No Uganda, os Estados Unidos apoiaram um amplo projecto para melhorar os direitos e o estatuto das mulheres, que incluiu sessões de orientação entre mulheres deputadas e mais de 300 futuras candidatas a cargos públicos locais e nacionais.
A variedade de expressão religiosa em África é uma amostra única de tolerância religiosa e étnica. Em muitos países com populações muçulmanas consideráveis, uma reunião de várias confissões religiosas para assinalar o fim do mês sagrado do Ramadão tornou-se um evento anual da embaixada. Os Estados Unidos promoveram a liberdade religiosa através de discursos e aproveitando todas as ocasiões como os jantares do Iftar para iniciarem um diálogo com líderes muçulmanos em vários países africanos. Os Estados Unidos trabalharam intensamente na Nigéria em problemas de violência inter religiosa e obstáculos à liberdade religiosa, tendo-se reunido com líderes políticos e religiosos tanto a nível nacional como local para compreenderem melhor as tensões existentes.
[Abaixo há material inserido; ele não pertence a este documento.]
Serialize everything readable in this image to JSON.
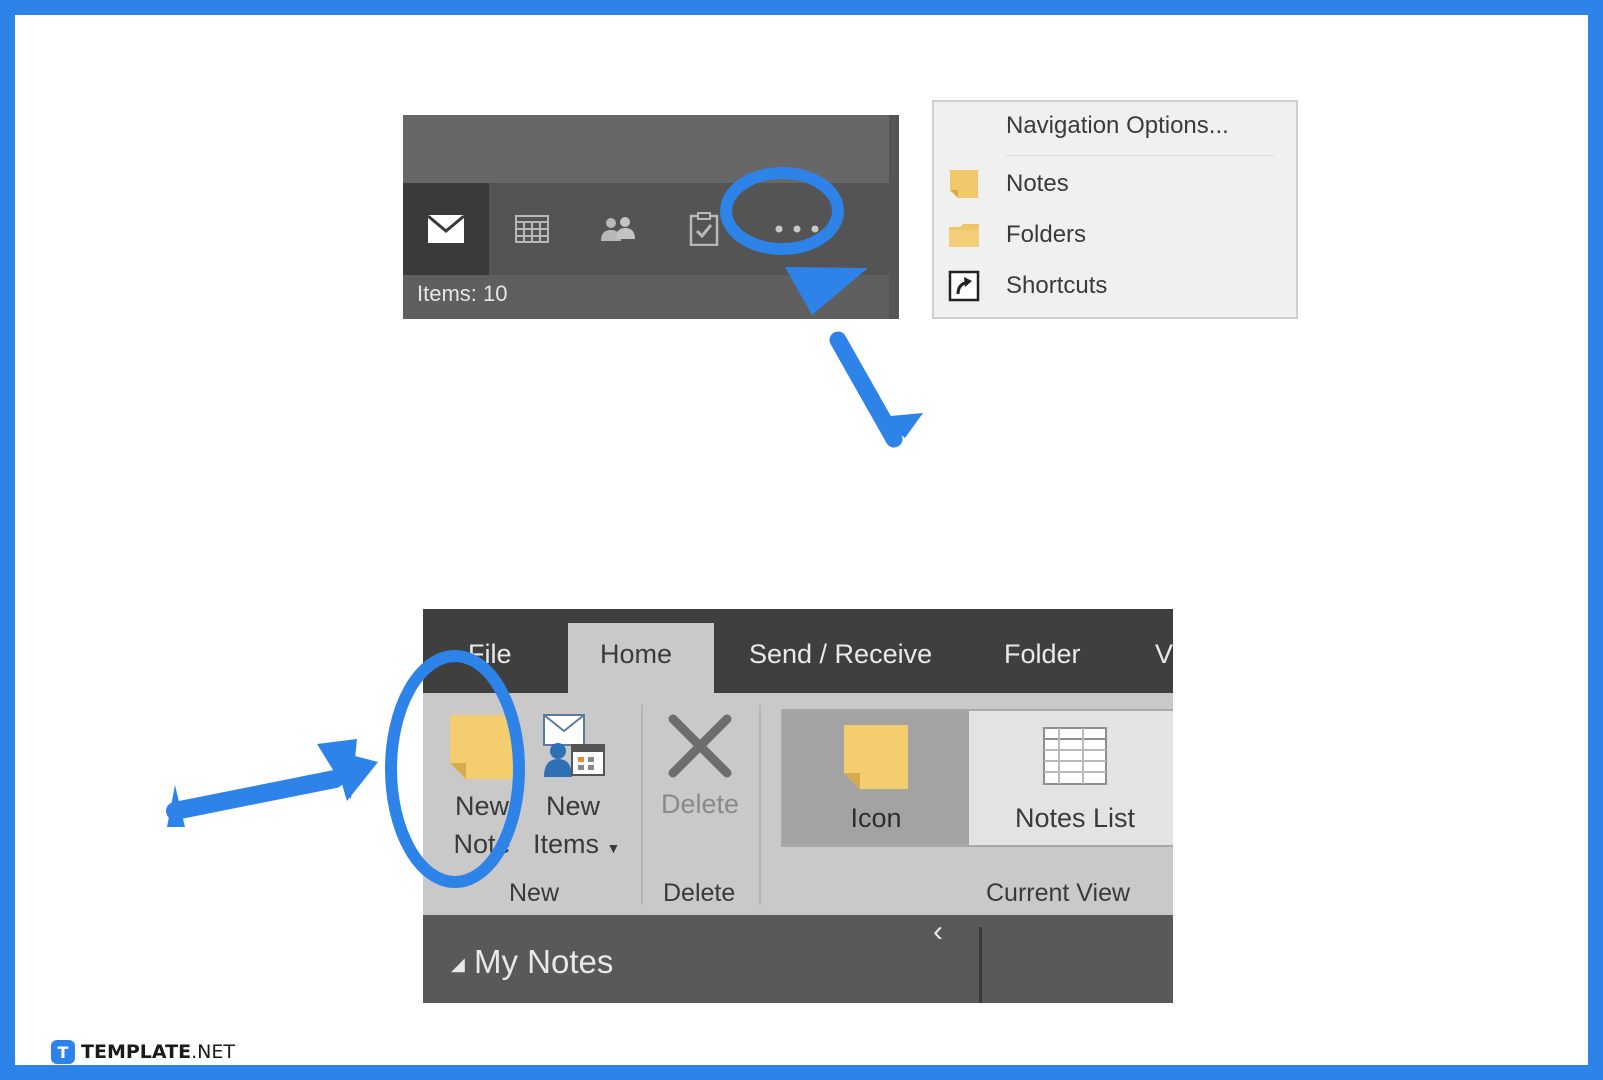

Por toda a África os Estados Unidos atribuíram recursos substanciais à prevenção do tráfico de pessoas e duma série de violações dos direitos do trabalhador. Estes programas proporcionaram oportunidades educativas e formação para jovens em risco, alargaram a cooperação entre os órgãos encarregues de fazer cumprir a lei e ajudaram as vítimas a reintegrar-se nas suas comunidades de origem. Por exemplo, os Estados Unidos financiaram o programa de sensibilização para o tráfico transfronteiriço na Libéria e na Serra Leoa e continuaram a expandir as oportunidades educativas para cerca de 10.000 crianças trabalhadoras ou em risco de virem a trabalhar nas piores formas de trabalho infantil.
O Quénia, Angola, a RDC, o Zimbabué e a Guiné, entre outros, também beneficiaram do apoio dos Estados Unidos a programas de protecção dos direitos humanos, incluindo iniciativas para combater a violência sexual e os maus-tratos a mulheres.
Os países com governos responsáveis, liberdade política e económica e respeito pelos direitos humanos individuais têm uma grande vantagem no desenvolvimento de populações prósperas, saudáveis e instruídas. Não é uma coincidência a coexistência de conflito, caos, governos corruptos e opressivos e crises humanitárias. Os Estados Unidos continuarão a promover a democracia e a fazer avançar os direitos humanos em África a fim de ajudarem os países do continente a desenvolverem ainda mais o trabalho no terreno para a paz, a segurança e a estabilidade.